Bank of America: sponsor of the Pioneer Las Vegas Bowl, recipient of $15 billion from TARP.

U.S. Bancorp: sponsor of the Roady’s Humanitarian Bowl

Eagle Bancorp: sponsor of the EagleBank Bowl, recipient of $38.2 million from TARP

GMAC: sponsor of the GMAC Bowl

Capital One: sponsor of the Capital One Bowl

Some great quotes:

“Some of the advertising folks at these firms might think it’s important to put their corporate brand on public events, but taxpayers might think they’re being taken for a ride,” said Pete Sepp, vice president for policy and communications at the National Taxpayers Union.

Rep.
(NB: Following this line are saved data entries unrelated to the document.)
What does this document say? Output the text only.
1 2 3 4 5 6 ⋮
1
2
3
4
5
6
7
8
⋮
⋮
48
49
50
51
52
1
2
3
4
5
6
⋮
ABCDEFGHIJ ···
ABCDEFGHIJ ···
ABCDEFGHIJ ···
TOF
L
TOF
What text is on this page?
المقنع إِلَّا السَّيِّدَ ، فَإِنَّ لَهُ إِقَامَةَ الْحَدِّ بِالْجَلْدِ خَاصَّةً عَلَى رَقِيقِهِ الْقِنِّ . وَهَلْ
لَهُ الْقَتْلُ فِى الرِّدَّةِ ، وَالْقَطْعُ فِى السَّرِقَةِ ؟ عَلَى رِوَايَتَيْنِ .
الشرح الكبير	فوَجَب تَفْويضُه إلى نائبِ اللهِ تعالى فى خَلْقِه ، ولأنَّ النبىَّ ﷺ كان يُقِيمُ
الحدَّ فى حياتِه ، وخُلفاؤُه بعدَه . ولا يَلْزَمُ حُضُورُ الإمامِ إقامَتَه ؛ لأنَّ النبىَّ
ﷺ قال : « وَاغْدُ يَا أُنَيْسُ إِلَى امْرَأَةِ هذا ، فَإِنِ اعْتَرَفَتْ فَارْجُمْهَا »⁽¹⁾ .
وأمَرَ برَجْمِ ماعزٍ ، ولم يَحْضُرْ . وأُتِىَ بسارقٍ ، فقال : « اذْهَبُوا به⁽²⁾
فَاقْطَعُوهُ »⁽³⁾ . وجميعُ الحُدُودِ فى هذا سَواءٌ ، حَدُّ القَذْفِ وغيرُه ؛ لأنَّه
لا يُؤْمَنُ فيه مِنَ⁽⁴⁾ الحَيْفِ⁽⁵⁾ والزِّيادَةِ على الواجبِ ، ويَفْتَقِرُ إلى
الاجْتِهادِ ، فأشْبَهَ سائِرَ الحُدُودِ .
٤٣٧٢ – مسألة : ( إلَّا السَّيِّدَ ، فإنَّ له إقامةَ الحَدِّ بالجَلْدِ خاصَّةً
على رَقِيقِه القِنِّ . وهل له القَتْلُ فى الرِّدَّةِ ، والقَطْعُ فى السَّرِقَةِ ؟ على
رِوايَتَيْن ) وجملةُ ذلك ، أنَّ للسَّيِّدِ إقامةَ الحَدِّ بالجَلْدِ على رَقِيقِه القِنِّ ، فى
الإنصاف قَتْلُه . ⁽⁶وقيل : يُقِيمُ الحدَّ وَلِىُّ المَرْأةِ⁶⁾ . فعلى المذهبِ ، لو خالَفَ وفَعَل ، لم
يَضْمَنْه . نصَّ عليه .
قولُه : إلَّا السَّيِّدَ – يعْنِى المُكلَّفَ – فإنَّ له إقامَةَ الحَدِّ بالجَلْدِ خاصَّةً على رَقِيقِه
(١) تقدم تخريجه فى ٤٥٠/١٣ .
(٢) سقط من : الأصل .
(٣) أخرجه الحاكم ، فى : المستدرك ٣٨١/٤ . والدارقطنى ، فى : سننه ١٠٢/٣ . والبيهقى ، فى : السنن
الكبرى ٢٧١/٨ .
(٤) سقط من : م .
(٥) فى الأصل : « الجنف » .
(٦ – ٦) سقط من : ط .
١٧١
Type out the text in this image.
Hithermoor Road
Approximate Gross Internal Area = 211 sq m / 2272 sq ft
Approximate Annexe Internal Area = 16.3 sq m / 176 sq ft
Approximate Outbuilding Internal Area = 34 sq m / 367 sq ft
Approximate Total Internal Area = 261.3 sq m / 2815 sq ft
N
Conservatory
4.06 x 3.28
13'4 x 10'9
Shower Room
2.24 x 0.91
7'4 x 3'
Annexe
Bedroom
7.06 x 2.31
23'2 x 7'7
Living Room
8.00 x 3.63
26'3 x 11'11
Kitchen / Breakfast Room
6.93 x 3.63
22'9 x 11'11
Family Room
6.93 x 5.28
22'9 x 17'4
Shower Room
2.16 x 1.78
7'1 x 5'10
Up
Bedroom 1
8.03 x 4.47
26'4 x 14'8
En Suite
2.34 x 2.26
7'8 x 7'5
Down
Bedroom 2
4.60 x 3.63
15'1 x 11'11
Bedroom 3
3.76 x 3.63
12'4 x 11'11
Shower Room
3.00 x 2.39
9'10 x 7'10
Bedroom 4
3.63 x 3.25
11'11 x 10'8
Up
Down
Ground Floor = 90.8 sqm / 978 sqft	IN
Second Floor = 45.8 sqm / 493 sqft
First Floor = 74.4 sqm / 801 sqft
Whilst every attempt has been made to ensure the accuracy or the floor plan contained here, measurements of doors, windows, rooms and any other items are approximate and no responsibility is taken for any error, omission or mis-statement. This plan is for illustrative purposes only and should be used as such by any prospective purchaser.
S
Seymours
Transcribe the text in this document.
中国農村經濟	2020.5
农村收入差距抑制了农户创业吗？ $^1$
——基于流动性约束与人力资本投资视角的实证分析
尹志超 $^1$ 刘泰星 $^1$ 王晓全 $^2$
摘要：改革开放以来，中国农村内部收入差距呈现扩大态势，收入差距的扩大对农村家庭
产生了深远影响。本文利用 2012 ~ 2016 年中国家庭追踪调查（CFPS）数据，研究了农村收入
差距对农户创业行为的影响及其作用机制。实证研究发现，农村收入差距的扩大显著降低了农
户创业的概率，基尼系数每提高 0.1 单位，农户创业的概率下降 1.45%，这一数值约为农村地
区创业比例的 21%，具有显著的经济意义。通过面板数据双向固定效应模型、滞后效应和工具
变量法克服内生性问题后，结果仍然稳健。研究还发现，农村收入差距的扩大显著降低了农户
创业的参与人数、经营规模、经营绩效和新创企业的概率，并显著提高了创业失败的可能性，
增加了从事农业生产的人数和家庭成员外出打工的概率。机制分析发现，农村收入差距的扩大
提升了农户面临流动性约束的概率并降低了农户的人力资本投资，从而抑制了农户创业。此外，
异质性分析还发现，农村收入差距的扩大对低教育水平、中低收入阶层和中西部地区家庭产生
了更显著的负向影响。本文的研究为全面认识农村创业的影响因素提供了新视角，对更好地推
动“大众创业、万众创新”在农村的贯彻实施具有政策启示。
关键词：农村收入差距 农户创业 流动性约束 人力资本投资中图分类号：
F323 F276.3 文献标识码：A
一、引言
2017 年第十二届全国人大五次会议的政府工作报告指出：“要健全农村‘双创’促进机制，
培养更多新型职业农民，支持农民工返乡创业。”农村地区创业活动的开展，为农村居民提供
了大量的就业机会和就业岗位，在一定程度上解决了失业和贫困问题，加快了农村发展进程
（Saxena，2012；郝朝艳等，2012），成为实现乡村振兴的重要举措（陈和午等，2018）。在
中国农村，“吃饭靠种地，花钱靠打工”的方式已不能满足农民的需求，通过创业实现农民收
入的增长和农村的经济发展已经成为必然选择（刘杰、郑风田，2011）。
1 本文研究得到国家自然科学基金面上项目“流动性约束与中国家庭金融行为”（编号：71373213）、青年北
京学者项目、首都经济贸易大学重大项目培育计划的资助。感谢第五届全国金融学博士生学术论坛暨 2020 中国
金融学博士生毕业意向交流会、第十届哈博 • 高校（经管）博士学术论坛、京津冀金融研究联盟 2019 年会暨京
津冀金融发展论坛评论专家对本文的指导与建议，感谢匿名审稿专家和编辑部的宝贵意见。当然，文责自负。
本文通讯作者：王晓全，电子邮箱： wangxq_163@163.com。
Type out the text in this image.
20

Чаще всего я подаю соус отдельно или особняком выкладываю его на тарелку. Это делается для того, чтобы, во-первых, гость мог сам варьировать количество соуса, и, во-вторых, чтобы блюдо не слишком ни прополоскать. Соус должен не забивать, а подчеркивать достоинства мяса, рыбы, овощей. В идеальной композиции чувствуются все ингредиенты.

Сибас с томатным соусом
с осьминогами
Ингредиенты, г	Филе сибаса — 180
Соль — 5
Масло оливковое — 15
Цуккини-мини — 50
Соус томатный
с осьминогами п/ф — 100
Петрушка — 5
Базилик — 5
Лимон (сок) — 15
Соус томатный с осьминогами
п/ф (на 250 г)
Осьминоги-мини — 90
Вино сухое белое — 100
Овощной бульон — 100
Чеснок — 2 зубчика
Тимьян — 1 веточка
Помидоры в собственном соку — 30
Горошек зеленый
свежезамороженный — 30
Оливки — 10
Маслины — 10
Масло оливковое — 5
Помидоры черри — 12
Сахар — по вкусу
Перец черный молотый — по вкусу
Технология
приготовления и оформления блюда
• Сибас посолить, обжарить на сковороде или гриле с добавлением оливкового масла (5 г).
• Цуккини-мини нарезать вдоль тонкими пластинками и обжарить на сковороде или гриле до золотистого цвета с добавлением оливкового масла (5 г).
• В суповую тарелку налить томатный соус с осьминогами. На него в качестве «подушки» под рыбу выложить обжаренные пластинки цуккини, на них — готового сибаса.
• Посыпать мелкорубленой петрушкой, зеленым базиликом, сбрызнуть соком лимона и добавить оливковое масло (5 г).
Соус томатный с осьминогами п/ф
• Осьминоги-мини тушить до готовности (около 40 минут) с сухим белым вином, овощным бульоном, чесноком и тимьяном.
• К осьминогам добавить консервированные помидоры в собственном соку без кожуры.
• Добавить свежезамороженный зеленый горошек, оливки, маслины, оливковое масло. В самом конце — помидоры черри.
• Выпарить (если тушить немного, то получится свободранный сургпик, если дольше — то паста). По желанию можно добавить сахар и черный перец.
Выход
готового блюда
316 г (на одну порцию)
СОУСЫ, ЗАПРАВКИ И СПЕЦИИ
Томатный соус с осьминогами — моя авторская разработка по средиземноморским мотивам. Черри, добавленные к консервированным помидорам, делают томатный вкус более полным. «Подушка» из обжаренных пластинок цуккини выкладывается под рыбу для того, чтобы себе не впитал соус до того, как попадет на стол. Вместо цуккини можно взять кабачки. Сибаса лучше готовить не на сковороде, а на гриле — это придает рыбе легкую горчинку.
Scott Garrett (R., N.J.) ,,, questioned why banks — which reportedly aren’t using federal funds to lend to consumers as intended — need to sponsor nationally televised sporting events. “The irony is these guys aren’t lending to people, so what are they advertising for?” Mr. Garrett said.

“There’s interestingly zero sense of shame” from banks paying for vanity advertising, said Grover Norquist, president of Americans for Tax Reform.

There has always been big money in college sports (in recent history at least), mainly for the top men’s major sports programs, primarily football and basketball. The big money part is not new.

Federal funding of college bowl games is the new twist. Hopefully, a backlash of consumer sentiment will cause these recipeients of bailout money to spend less on advertising and more on lending and shoring up their businesses.